De nota 'Pieken in de Delta, Gebiedsgerichte economische perspectieven' (2004) is het overkoepelende beleidskader van het ministerie van Economische Zaken. De nota bevat een gebiedsgerichte economische agenda, waarin de kansen en de mogelijkheden voor de zes economische regio's in Nederland omschreven worden. Eén van deze economische regio's is Oost-Nederland. De gebiedsgerichte piek voor Oost-Nederland ligt bij het benutten van de kennisconcentraties.

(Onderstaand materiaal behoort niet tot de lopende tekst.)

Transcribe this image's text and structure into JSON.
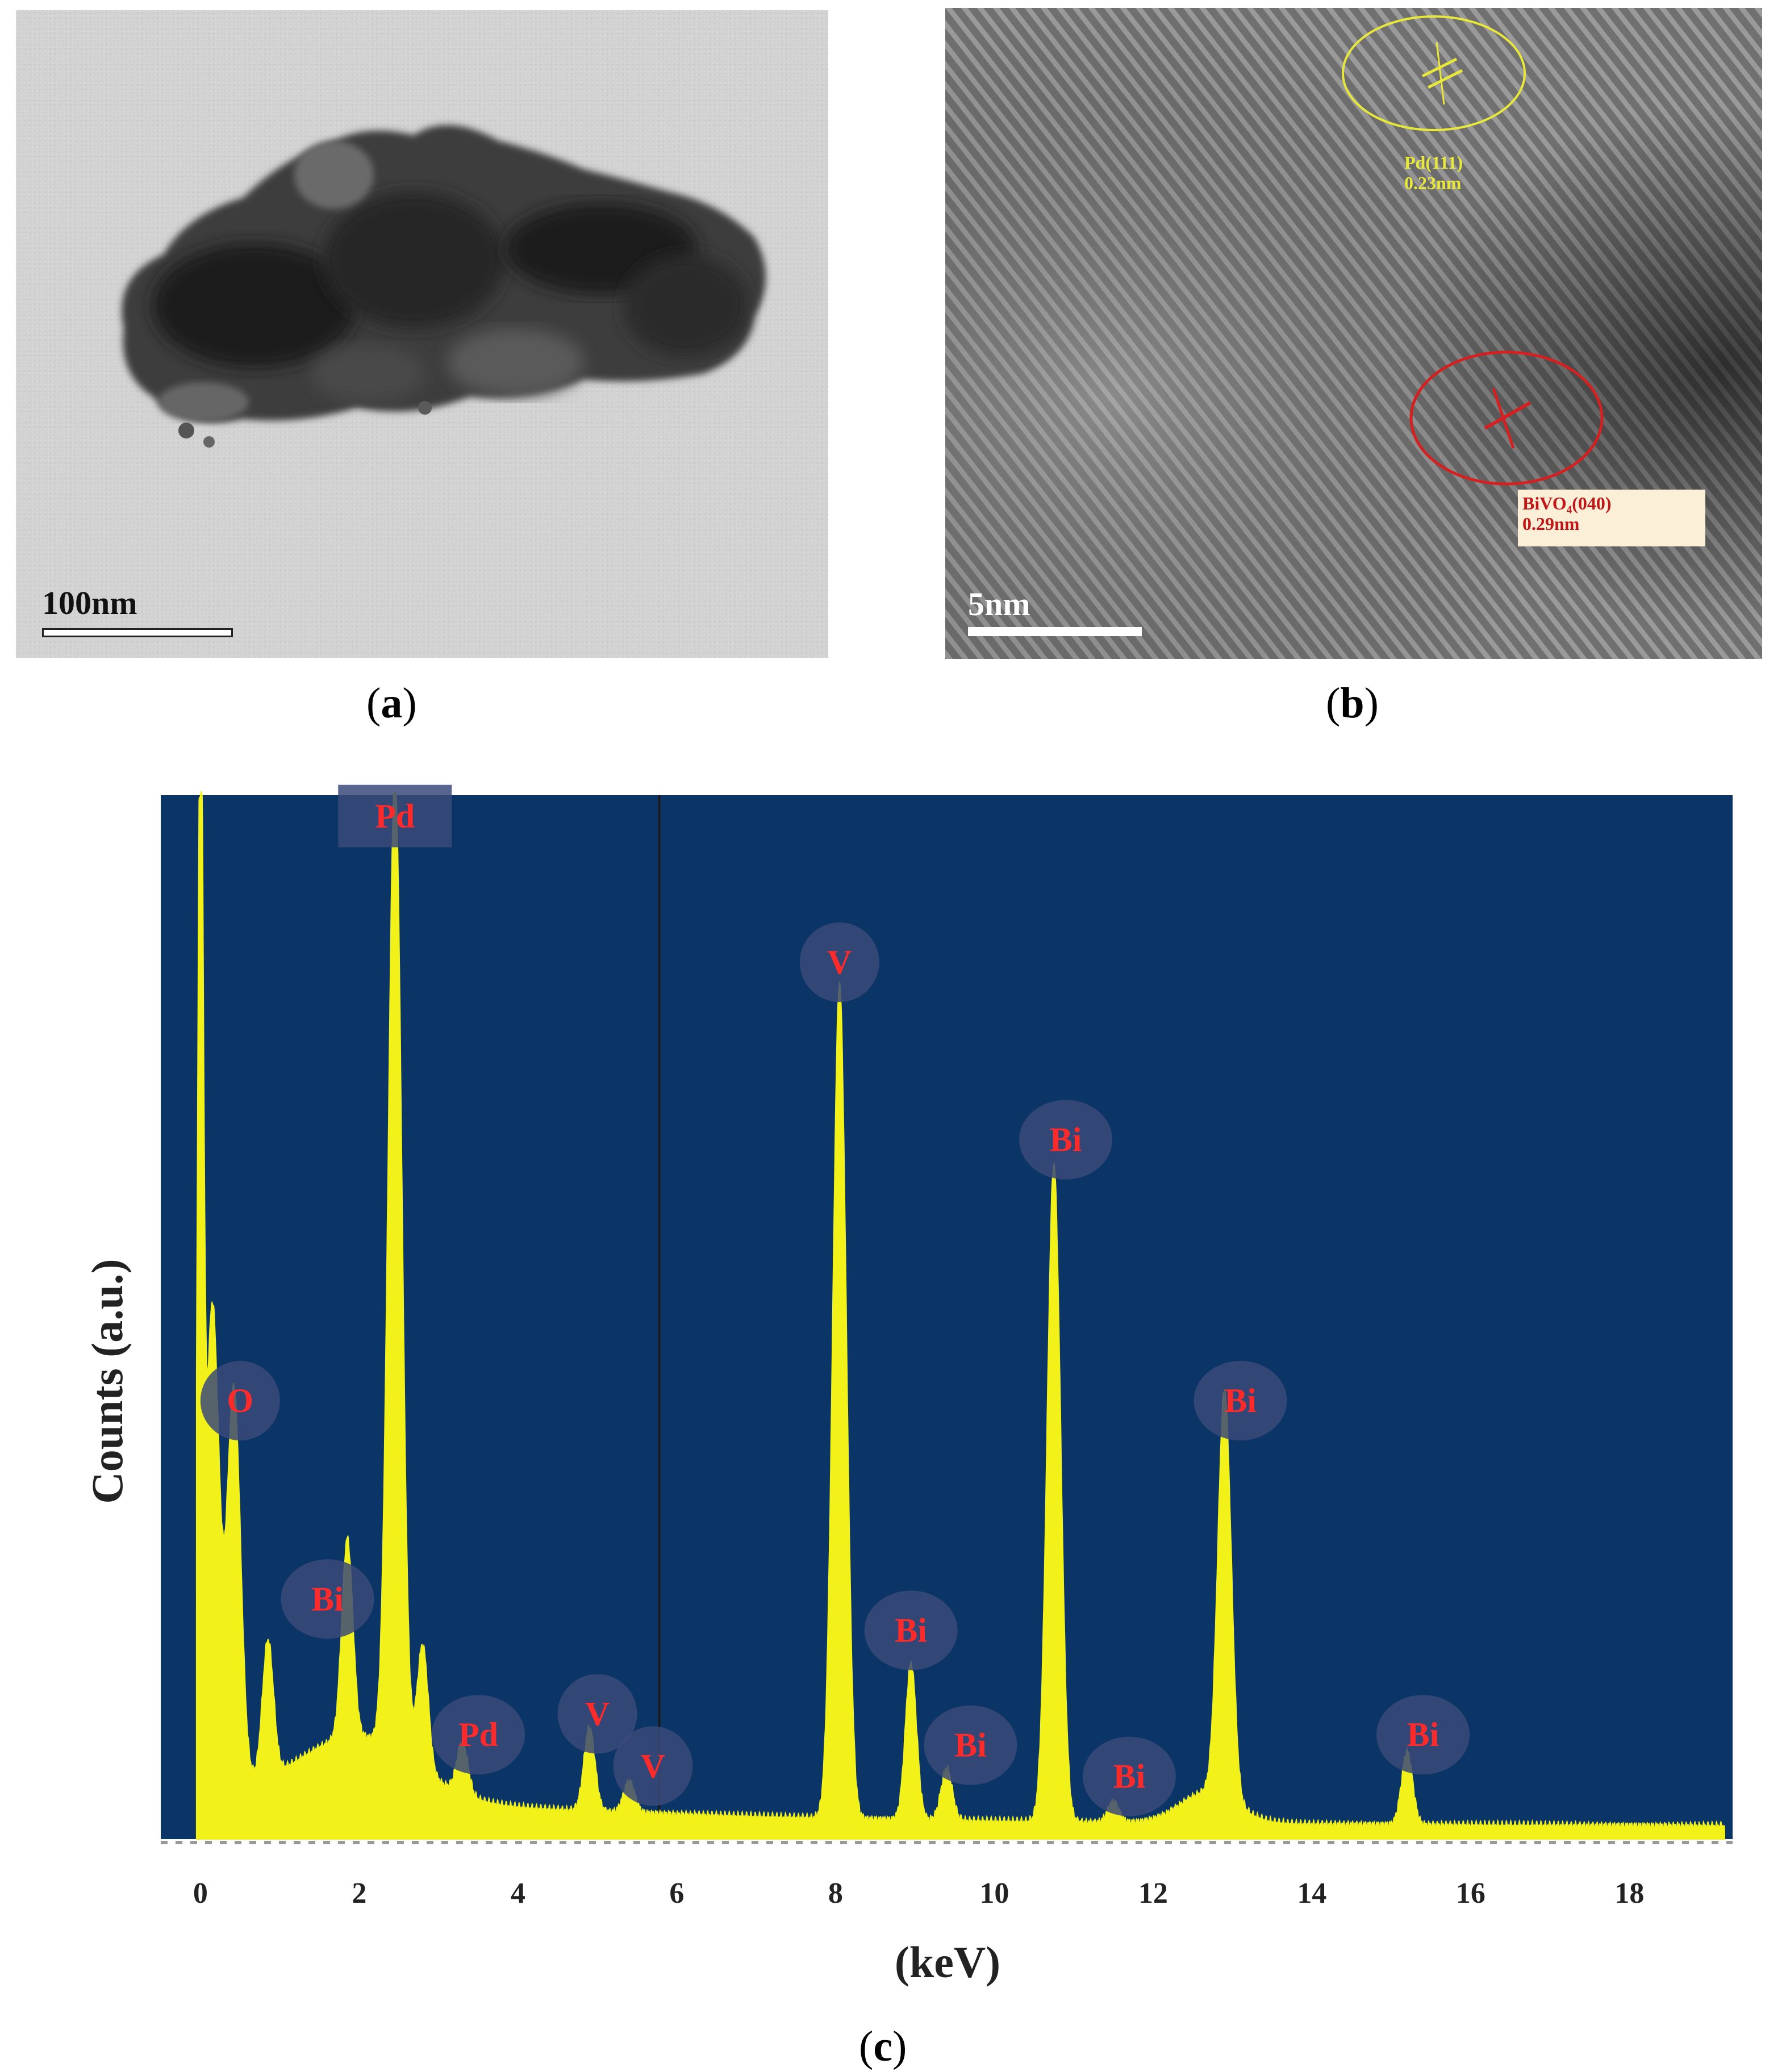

Voor de regio Oost-Nederland zijn de volgende uitdagingen opgesteld:

  • hechtere samenwerking tussen kennisinstellingen onderling én intensiever contact tussen deze instellingen en het bedrijfsleven in de regio;
  • ontwikkeling van hoogwaardige fysieke vestigingslocaties, waarbij de kwaliteit van het landschap in de omgeving overeind blijft;
  • betere bereikbaarheid van de economische centra van Oost-Nederland;
  • versterking van de grensoverschrijdende oriëntatie van overheden, kennisinstellingen en bedrijven, bijvoorbeeld in Euregionaal verband.

Eén van de prioriteiten voor Oost-Nederland is het herstructureren van industrieterrein Twentekanaal, waar de 'Kop' van de Boeldershoek (het noordelijke gedeelte van de Boeldershoek, aansluitend op de Diamantstraat) onderdeel van uitmaakt.